The tooth chart is just one aspect of Traditional Chinese Medicine that can be beneficial to your patients. Dr. Boehm also offers homeopathy, acupuncture and cranial work, which is similar to chiropractic treatment but gentler. Cranial therapy is most beneficial to his orthodontic patients, he said, because it helps sutures in the skull relax themselves so they can be moved around with great ease and flexibility. When he has time he may do a little cranial work on patients who come to him for orthodontics but he also has trained acupuncture and cranial therapists in his practice, as well as a network of 50 to 60 specialists he can refer patients to if necessary.

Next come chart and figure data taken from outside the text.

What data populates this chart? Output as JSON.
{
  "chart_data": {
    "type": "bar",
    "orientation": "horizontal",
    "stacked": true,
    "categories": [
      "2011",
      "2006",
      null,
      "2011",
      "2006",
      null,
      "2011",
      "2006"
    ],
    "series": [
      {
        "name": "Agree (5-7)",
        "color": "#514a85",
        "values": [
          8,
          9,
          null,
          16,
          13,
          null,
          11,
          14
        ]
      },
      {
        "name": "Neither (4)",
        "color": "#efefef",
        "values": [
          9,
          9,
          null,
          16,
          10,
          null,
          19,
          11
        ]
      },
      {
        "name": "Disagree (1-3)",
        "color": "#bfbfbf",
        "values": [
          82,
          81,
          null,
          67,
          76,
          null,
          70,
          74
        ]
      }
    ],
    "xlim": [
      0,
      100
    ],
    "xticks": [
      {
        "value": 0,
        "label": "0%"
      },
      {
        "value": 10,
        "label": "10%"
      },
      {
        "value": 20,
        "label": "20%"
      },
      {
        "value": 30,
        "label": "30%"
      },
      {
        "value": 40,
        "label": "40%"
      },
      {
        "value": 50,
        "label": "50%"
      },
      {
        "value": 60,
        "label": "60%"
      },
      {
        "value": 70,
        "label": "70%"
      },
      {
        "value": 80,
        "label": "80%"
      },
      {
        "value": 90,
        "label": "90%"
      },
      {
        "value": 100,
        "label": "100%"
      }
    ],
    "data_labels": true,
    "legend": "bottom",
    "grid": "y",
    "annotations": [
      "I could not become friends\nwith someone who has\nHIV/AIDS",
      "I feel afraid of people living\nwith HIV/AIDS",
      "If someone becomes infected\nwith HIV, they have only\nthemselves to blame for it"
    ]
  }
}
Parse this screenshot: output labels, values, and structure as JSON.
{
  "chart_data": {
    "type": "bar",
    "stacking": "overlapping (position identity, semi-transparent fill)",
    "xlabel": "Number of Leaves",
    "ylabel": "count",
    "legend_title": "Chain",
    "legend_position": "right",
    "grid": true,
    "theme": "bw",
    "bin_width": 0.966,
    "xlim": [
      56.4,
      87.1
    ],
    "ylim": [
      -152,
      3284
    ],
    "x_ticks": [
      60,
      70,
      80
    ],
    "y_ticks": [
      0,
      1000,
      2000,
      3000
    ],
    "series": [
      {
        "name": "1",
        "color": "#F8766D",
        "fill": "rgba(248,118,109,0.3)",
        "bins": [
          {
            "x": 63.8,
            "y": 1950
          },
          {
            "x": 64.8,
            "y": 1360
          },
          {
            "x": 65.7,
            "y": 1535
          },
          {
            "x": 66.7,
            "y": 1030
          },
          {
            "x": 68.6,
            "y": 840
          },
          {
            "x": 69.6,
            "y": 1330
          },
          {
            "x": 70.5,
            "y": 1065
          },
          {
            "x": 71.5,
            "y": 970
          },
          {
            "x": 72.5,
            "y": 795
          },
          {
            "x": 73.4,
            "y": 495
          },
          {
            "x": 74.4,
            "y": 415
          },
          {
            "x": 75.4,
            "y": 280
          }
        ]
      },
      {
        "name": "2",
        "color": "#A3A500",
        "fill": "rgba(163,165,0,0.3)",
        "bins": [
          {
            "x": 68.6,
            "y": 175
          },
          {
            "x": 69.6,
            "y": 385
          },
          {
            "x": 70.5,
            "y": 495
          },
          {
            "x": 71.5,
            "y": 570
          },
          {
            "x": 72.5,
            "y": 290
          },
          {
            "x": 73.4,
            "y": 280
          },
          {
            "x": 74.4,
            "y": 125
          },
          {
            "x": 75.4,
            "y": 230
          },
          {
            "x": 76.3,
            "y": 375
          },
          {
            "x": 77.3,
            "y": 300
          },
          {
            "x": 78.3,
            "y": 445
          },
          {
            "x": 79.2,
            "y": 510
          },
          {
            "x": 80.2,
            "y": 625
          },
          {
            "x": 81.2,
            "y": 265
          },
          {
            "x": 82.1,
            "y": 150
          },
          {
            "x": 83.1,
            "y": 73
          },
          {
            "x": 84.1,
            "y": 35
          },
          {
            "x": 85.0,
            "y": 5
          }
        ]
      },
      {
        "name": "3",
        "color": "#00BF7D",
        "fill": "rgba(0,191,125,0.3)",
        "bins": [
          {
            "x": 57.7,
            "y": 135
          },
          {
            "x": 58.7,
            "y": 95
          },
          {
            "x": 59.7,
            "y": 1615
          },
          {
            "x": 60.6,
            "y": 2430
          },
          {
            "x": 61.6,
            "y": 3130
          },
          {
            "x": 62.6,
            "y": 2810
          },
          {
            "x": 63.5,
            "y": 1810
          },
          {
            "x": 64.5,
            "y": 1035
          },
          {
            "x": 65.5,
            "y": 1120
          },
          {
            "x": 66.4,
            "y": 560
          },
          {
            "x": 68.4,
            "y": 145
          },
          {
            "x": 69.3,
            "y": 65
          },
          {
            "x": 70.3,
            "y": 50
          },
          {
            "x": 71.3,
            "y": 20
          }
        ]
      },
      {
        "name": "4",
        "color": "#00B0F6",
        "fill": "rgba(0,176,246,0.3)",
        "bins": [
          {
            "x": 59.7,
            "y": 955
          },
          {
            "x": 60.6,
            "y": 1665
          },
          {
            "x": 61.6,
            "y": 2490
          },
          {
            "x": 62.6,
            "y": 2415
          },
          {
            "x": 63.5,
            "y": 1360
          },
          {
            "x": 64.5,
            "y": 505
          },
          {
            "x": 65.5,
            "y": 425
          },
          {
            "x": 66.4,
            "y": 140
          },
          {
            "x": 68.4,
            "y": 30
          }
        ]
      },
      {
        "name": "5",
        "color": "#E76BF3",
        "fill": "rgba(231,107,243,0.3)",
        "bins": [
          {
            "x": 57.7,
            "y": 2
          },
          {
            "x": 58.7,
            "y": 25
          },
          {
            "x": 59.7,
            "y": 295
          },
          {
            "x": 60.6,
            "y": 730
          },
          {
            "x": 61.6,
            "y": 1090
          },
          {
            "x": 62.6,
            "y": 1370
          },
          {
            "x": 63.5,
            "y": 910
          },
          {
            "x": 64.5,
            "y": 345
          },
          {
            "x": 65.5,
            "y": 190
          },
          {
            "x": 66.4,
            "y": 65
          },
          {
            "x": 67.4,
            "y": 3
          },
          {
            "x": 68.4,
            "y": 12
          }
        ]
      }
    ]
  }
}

He also uses changes in nutrition and homeopathy rather than antibiotics to help patients get perio problems under control. Adding Vitamin C, for example, to a patient’s diet won’t hurt a patient suffering from periodontal disease, so why not try it and see if it works before going to an antibiotic?

How you can get started

If this sounds like something you’d like to add to your practice, there are plenty of places you can check out to learn more. The Holistic Dental Association, the International Academy of Oral and Maxillofacial Toxicology, and the International Academy of Biological Dentistry and Medicine all offer classes and put together meetings designed to help dentists get started down a more holistic path. Going to meetings and talking with dentists who have an expertise in certain areas can help you decide which elements are right for you and your patients.

And these groups continue to grow as more and more dentists decide a more holistic approach to care is beneficial for their patients and their practice. There’s a wealth of knowledge out there about a variety of treatments and disciplines to help you get your feet wet and decide what to incorporate into your practice. It might just be a different approach to using certain things in your periodontal disease control program, Dr.  Boehm said, but there are a lot of interesting things you can pick up along the way that will do a lot of good for your patients.

“You’ll probably find certain dentists who have one or two things they like to do. Maybe it’s homeopathy and acupuncture in one office, or maybe an office only does one thing,” Dr. Boehm  said. “But that number is growing slowly. There’s an awful lot you can do for folks that doesn’t involve drugs and many patients appreciate that. Some will be eccentric about it, but it usually comes from a desire to try to do things as naturally as possible.”

What his patients think

People go to Dr.  Boehm’s practice because he is a holistic dentist and that’s how they want to be treated. This approach to care is becoming more and more attractive to patients, he said, and is probably why the number of holistic dentists seems to be growing. These patients are well read on the subject and are likely already using acupuncture or some other form of Traditional Chinese Medicine.

Dr.  Boehm has offered holistic care in his practice for about seven years, and said the biggest difference between his patients when he practiced then versus now is their level of health. And most of the time, they can avoid using pharmaceuticals to get their dental health where it should be.

“There will certainly be occasions when you need antibiotics because you have an infection that is boiling out of control,” Dr.  Boehm said. “But more often than not you can beat the body at its own game. It already knows how to heal itself. Sometimes you need to jump start it.”